It’s not important to live in the present — it’s absolutely necessary. There is no other place besides the present where life may be lived, even if one wanted more than anything else to choose an alternate destination.
So we must live in the present then. The genuine issue at hand is not whether we will live in the present, but whether our mental focus will join our physical body there.
Often the answer to this question is no: people spend much of their waking time in mental focus that alternates between future and past. But does this matter at all? Is it genuinely relevant whether we mentally occupy the present, or not?
It does if quality of life has much importance. Mentally occupying the past tends to bring on responses of regret and sadness, and can also trigger depression. Mentally occupying the future tends to bring on responses of anxiety and fear, and feeling overwhelmed.
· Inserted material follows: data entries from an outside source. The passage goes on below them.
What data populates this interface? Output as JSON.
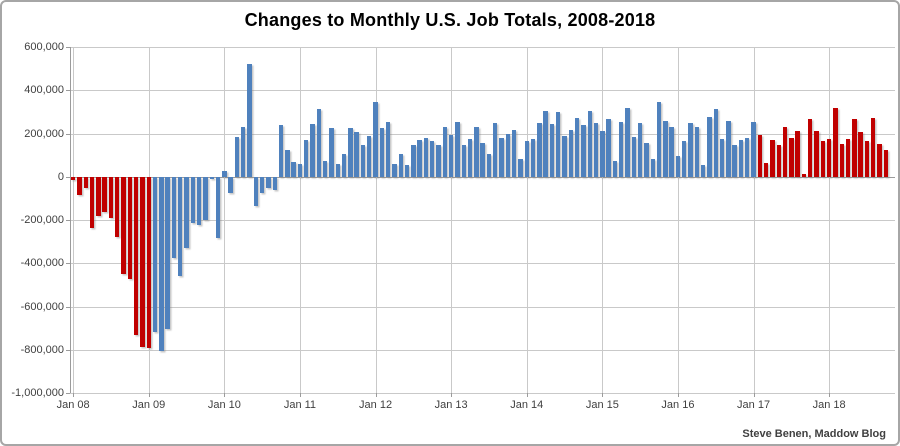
{
  "title": "Changes to Monthly U.S. Job Totals, 2008-2018",
  "attribution": "Steve Benen, Maddow Blog",
  "chart_data": {
    "type": "bar",
    "title": "Changes to Monthly U.S. Job Totals, 2008-2018",
    "xlabel": "",
    "ylabel": "",
    "ylim": [
      -1000000,
      600000
    ],
    "y_gridline_step": 200000,
    "grid": "on",
    "legend": "none",
    "y_tick_labels": [
      "600,000",
      "400,000",
      "200,000",
      "0",
      "-200,000",
      "-400,000",
      "-600,000",
      "-800,000",
      "-1,000,000"
    ],
    "x_tick_labels": [
      "Jan 08",
      "Jan 09",
      "Jan 10",
      "Jan 11",
      "Jan 12",
      "Jan 13",
      "Jan 14",
      "Jan 15",
      "Jan 16",
      "Jan 17",
      "Jan 18"
    ],
    "units": "jobs per month",
    "month_order": "each year array runs January through December",
    "colors": {
      "republican_red": "#C00000",
      "democratic_blue": "#4F81BD"
    },
    "color_spans": "red Jan 2008 - Jan 2009, blue Feb 2009 - Jan 2017, red Feb 2017 - Oct 2018",
    "red_until_index": 12,
    "red_from_index": 109,
    "series": [
      {
        "year": 2008,
        "values": [
          -15000,
          -85000,
          -50000,
          -235000,
          -180000,
          -165000,
          -190000,
          -280000,
          -450000,
          -475000,
          -730000,
          -785000
        ]
      },
      {
        "year": 2009,
        "values": [
          -790000,
          -720000,
          -805000,
          -705000,
          -375000,
          -460000,
          -330000,
          -215000,
          -225000,
          -200000,
          -10000,
          -285000
        ]
      },
      {
        "year": 2010,
        "values": [
          25000,
          -75000,
          185000,
          230000,
          520000,
          -135000,
          -75000,
          -50000,
          -60000,
          240000,
          125000,
          70000
        ]
      },
      {
        "year": 2011,
        "values": [
          60000,
          170000,
          245000,
          315000,
          75000,
          225000,
          60000,
          105000,
          225000,
          205000,
          145000,
          190000
        ]
      },
      {
        "year": 2012,
        "values": [
          345000,
          225000,
          255000,
          60000,
          105000,
          55000,
          145000,
          170000,
          180000,
          165000,
          145000,
          230000
        ]
      },
      {
        "year": 2013,
        "values": [
          195000,
          255000,
          145000,
          175000,
          230000,
          155000,
          105000,
          250000,
          180000,
          200000,
          215000,
          80000
        ]
      },
      {
        "year": 2014,
        "values": [
          165000,
          175000,
          250000,
          305000,
          245000,
          300000,
          190000,
          215000,
          270000,
          240000,
          305000,
          250000
        ]
      },
      {
        "year": 2015,
        "values": [
          210000,
          265000,
          75000,
          255000,
          320000,
          185000,
          250000,
          155000,
          80000,
          345000,
          260000,
          230000
        ]
      },
      {
        "year": 2016,
        "values": [
          95000,
          165000,
          250000,
          230000,
          55000,
          275000,
          315000,
          175000,
          260000,
          145000,
          170000,
          180000
        ]
      },
      {
        "year": 2017,
        "values": [
          255000,
          195000,
          65000,
          170000,
          145000,
          230000,
          180000,
          210000,
          15000,
          265000,
          210000,
          165000
        ]
      },
      {
        "year": 2018,
        "values": [
          175000,
          320000,
          150000,
          175000,
          265000,
          205000,
          165000,
          270000,
          150000,
          125000
        ]
      }
    ]
  }
}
Being outside of the present also reinforces an experience of chronic lack. The peace and contentment that every person would like to have is perceived as something that will be found in the future, or something that existed in the past. It’s chasing after the phantom called happiness, and never finding it and / or being able to hold on to it for long.
What about the present then? What’s so special about it? What is found there?
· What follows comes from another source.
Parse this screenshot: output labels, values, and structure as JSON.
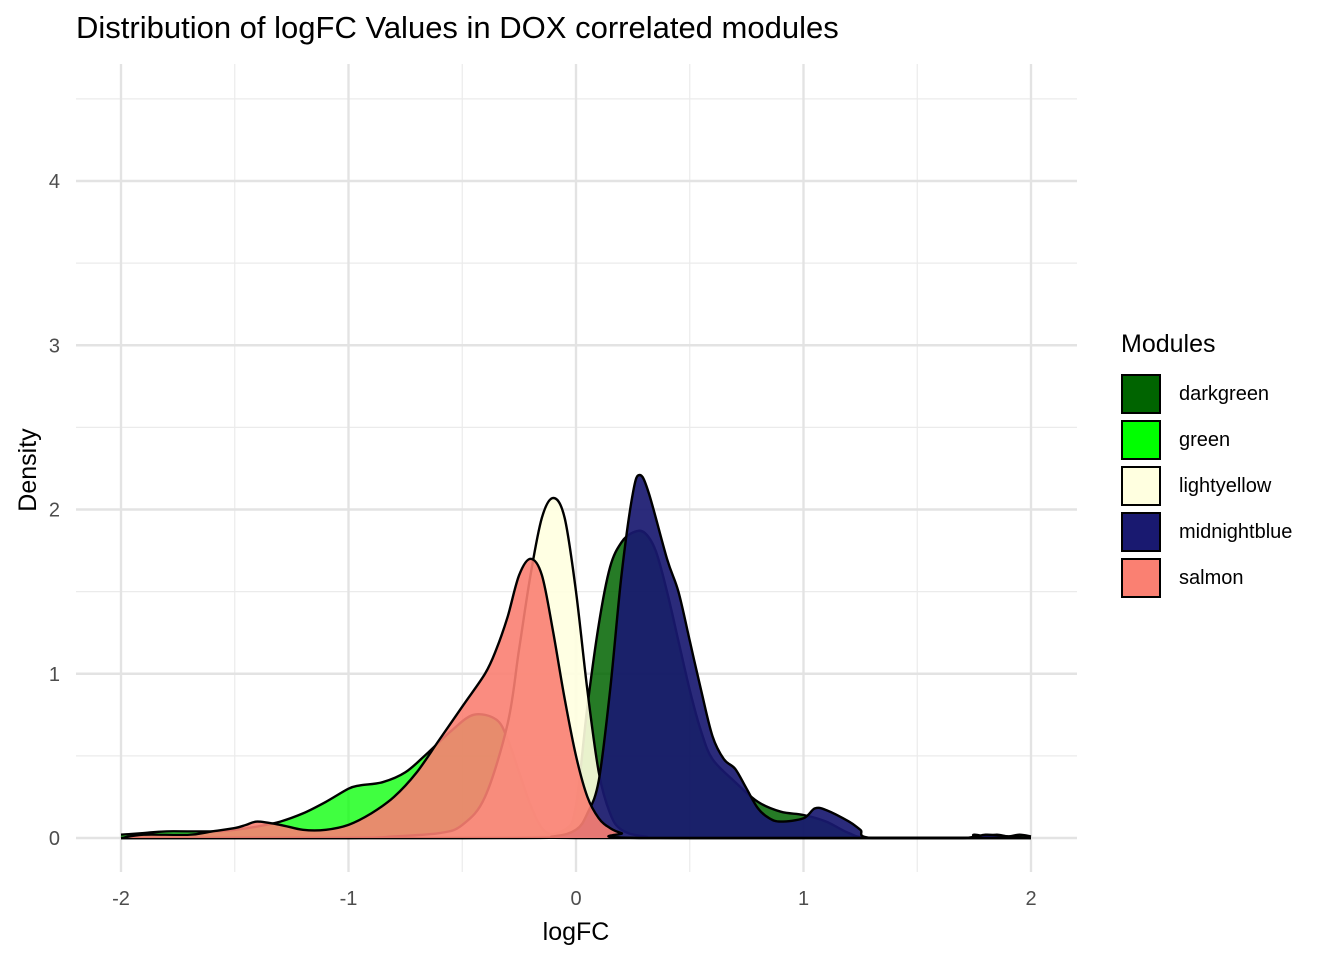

Being fully in the present amounts to having mental focus fully in the time space called now. The mind is not engaged in chatter or visualizations about unhappy past or stressful future. The mind is often quiet and at rest within the now, and is simply an observer of the life experience flowing from one now moment to the next now moment — no judgment of what happens, no analysis, no trying to grab hold.
When the mind is quiet like this a deep, extraordinary state of ease and peace comes into awareness. This state is referenced in various spiritual writings, including Biblical references …the peace that surpasseth all understanding… and …be still and know that I am God…This peace state is not an anomaly; in fact it is our authentic state. We do not know it typically because this authentic state is shut off behind a wall of mind output.
When we are present, when the mind is quiet, we regain connection with this authentic state and so have peace and contentment, but also have access to the spiritual energy and powers this presence brings.
Be still — be present — and know God.